Über Endometriose wissen wir noch immer viel zu wenig. Was ich als Betroffene jedoch weiß ist, dass man Frauen, die an Symptomen leiden, unbedingt ernst nehmen muss. Denn wenn Regelschmerzen zum monatlichen Angstgegner werden oder nicht bzw. zu spät diagnostizierte Endometrioseherde unter Umständen dafür sorgen, dass ein Kinderwunsch unerfüllt bleibt, sprechen wir hier nicht einfach nur von „etwas stärkeren Schmerzen" während der Periode, sondern von einer ernstzunehmenden Erkrankung, die massive Auswirkungen auf das Leben der Betroffenen hat.
Was ist Endometriose?
Bei Endometriose treten Zysten und Entzündungen (Endometrioseherde) auf, die sich z.B. an Eierstöcken, Darm oder Bauchfell ansiedeln.

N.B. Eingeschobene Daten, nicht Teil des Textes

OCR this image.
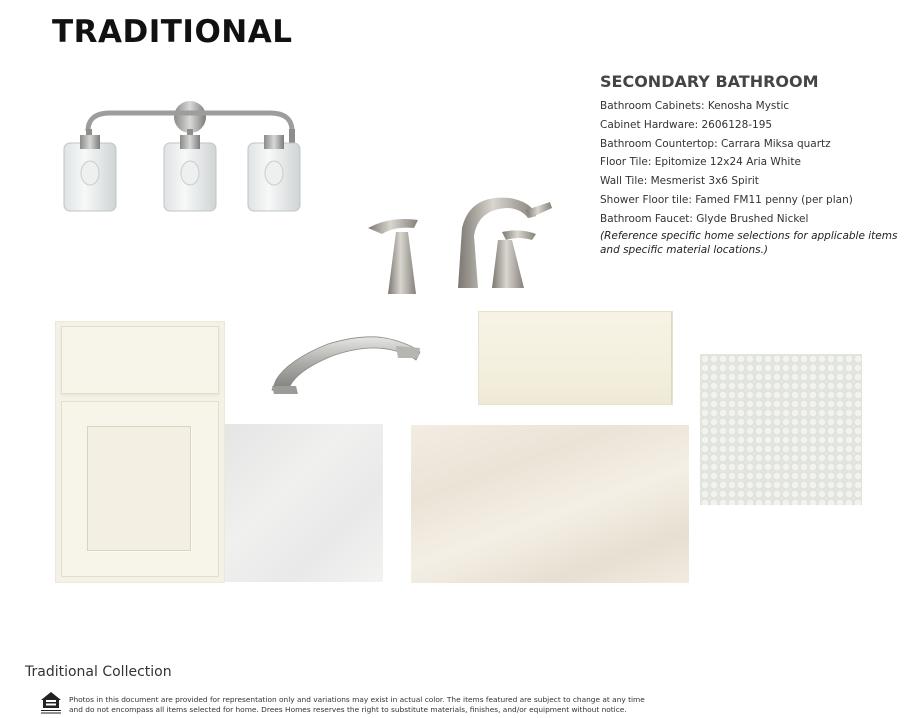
TRADITIONAL
SECONDARY BATHROOM
Bathroom Cabinets: Kenosha Mystic
Cabinet Hardware: 2606128-195
Bathroom Countertop: Carrara Miksa quartz
Floor Tile: Epitomize 12x24 Aria White
Wall Tile: Mesmerist 3x6 Spirit
Shower Floor tile: Famed FM11 penny (per plan)
Bathroom Faucet: Glyde Brushed Nickel
(Reference specific home selections for applicable items and specific material locations.)
Traditional Collection
Photos in this document are provided for representation only and variations may exist in actual color. The items featured are subject to change at any time
and do not encompass all items selected for home. Drees Homes reserves the right to substitute materials, finishes, and/or equipment without notice.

Endometriose ist eine weit verbreitete Krankheit, die mit starken Schmerzen einhergeht. Starker Menstruationsschmerz ist ein sehr häufiges Symptom. Jedoch können die Schmerzen zyklusabhängig und zyklusunabhängig auftreten. Endometriose kann im ganzen Körper Schmerzen verursachen. Die Folge von Endometrioseherden sind chronische Entzündungen, Vernarbungen und Verwachsungen, Blutungen in der Bauchhöhle und oftmals Infertilität. Bei etwa 40 bis 60% der Frauen, die ungewollt kinderlos bleiben, steckt eine Endometriose dahinter.

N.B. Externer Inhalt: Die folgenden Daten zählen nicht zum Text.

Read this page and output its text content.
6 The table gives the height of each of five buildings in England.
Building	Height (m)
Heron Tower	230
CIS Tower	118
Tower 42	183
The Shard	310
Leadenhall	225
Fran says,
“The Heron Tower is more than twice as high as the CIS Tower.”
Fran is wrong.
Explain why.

Endometriose äußert sich sehr unterschiedlich, deshalb wird sie auch als "Chamäleon der Gynäkologie" bezeichnet. Manche Betroffene haben keine Schmerzen und auch keinen Behandlungsbedarf. Bei anderen wird eine Endometriose entdeckt, die laparoskopisch entfernt werden kann und danach treten keine weiteren Beschwerden auf. Leider trifft das nicht auf alle zu. Bei etwa der Hälfte der Patientinnen muss von einem dauerhaften Therapiebedarf ausgegangen werden. Endometriose hat eine hohe Rezidivrate, das heißt nach der Entfernung eines Herdes und/ oder einer Zyste können wieder neue entstehen.